In the scenario taken for this blog, we have the data in Azure Data Lake Store. We have a pipeline which writes a flat file daily containing the renewed Exception Count for Products. In the subsequent days, if the Exception Count was revised for a particular product, the new Exception Count is available in that day’s file. Therefore, when reporting, Power BI should not take the cumulative Exception Count, but rather the latest record for each product (across all the files).

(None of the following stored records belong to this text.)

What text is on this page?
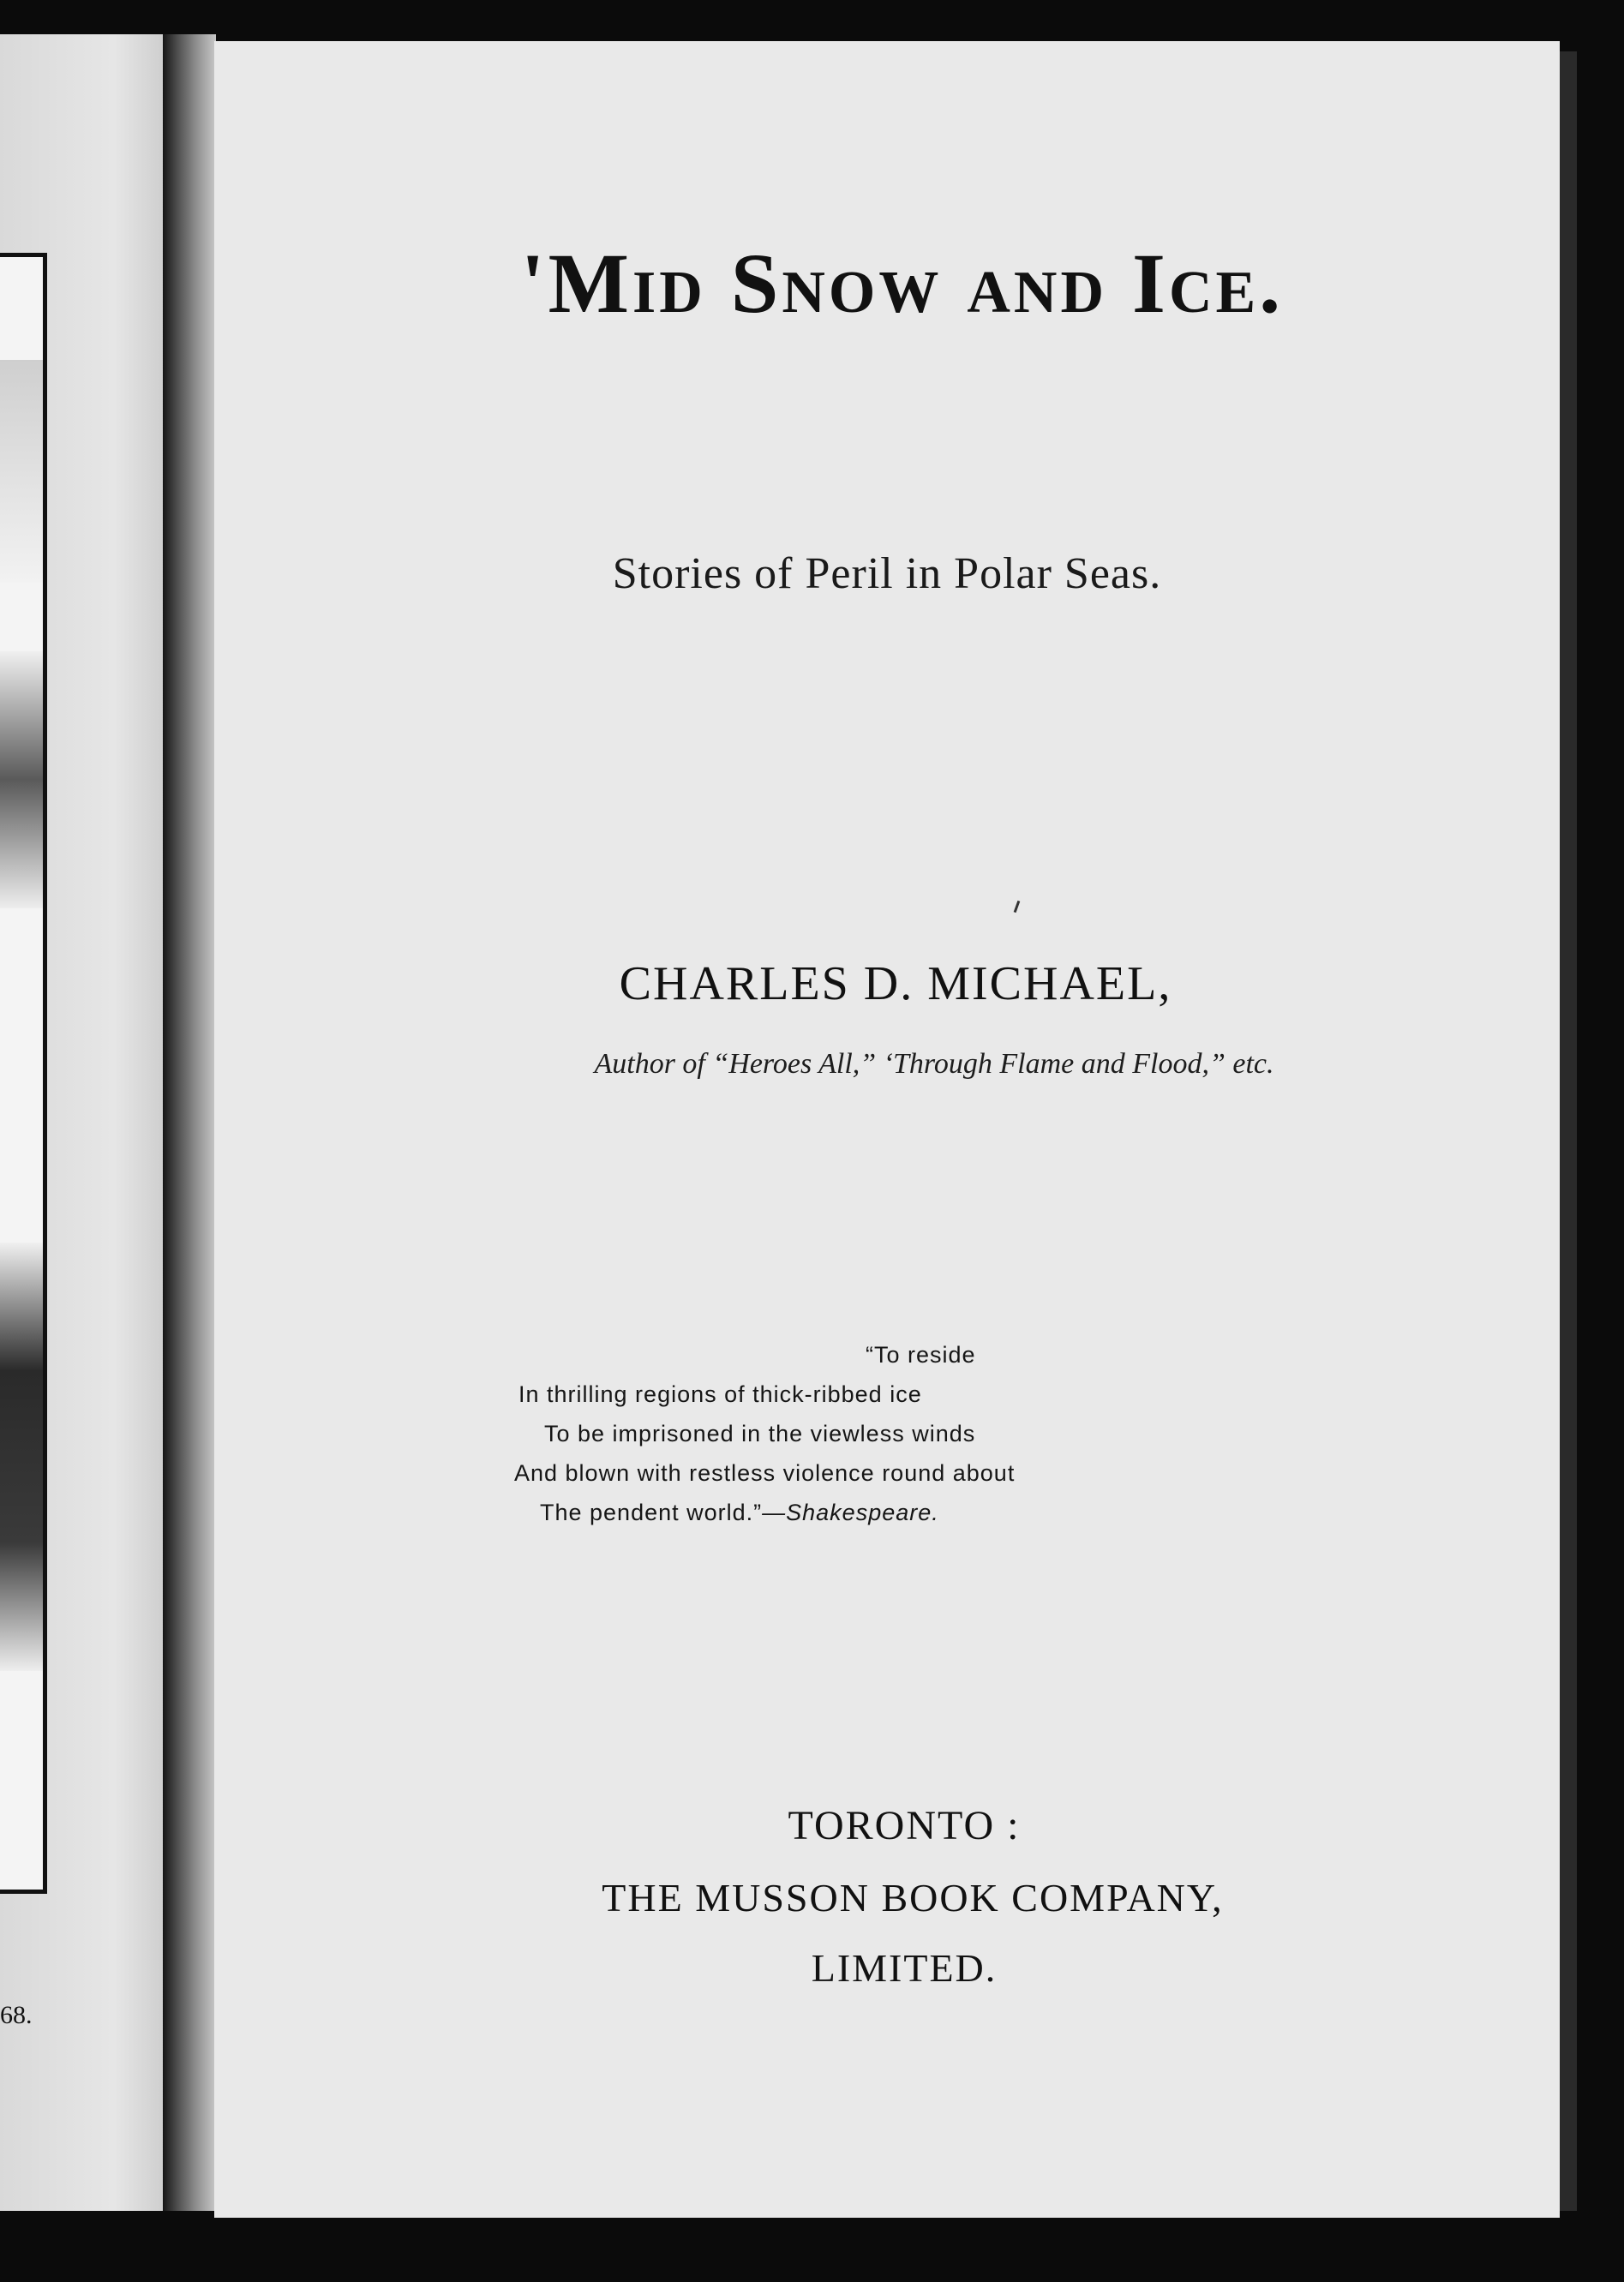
68.
'Mid Snow and Ice.
Stories of Peril in Polar Seas.
CHARLES D. MICHAEL,
Author of “Heroes All,” ‘Through Flame and Flood,” etc.
“To reside
In thrilling regions of thick-ribbed ice
To be imprisoned in the viewless winds
And blown with restless violence round about
The pendent world.”—Shakespeare.
TORONTO :
THE MUSSON BOOK COMPANY,
LIMITED.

The folders in the Azure Data Lake Store are structured as below. We have folders created dynamically for each month, and inside each month’s folder, we have the daily files.
Folder Structure in ADLS
Implementation using Power Query M in Power BI
1) Connect to the data in the Azure Data Lake Store using the folder URL of the root folder.
This is the initial view of the data when connected to the Exception Reporting Folder.
2) In the Query Editor: Advanced Editor, edit the Load Script using Power Query M. We want Power BI to only take the folders which are prefixed with ‘Exception’ (disregarding the Misc folder), and inside these selected folders, only to take the files which are prefixed with the words ‘ProductExCount’ (disregarding the Order Details file).
3) After selecting the first column, click on Combine Files. Data from all the files are combined into a single table structure.
The highlighted records give the latest Exception Counts for the products, and only those should be used for reporting.
4) While data is being added on a near-daily basis in this scenario, for each Product we only want to see the latest Exception Count (and not the cumulative exception count). Apply an ascending sort on date, and group the data as below, retaining only the latest record for each Product.
The benefits of this approach are that we can connect to a growing number of folders, and a growing number of files dynamically. The number of records loaded would also be less, reducing the size of the dataset. Performance of the Power BI report would be exponentially improved.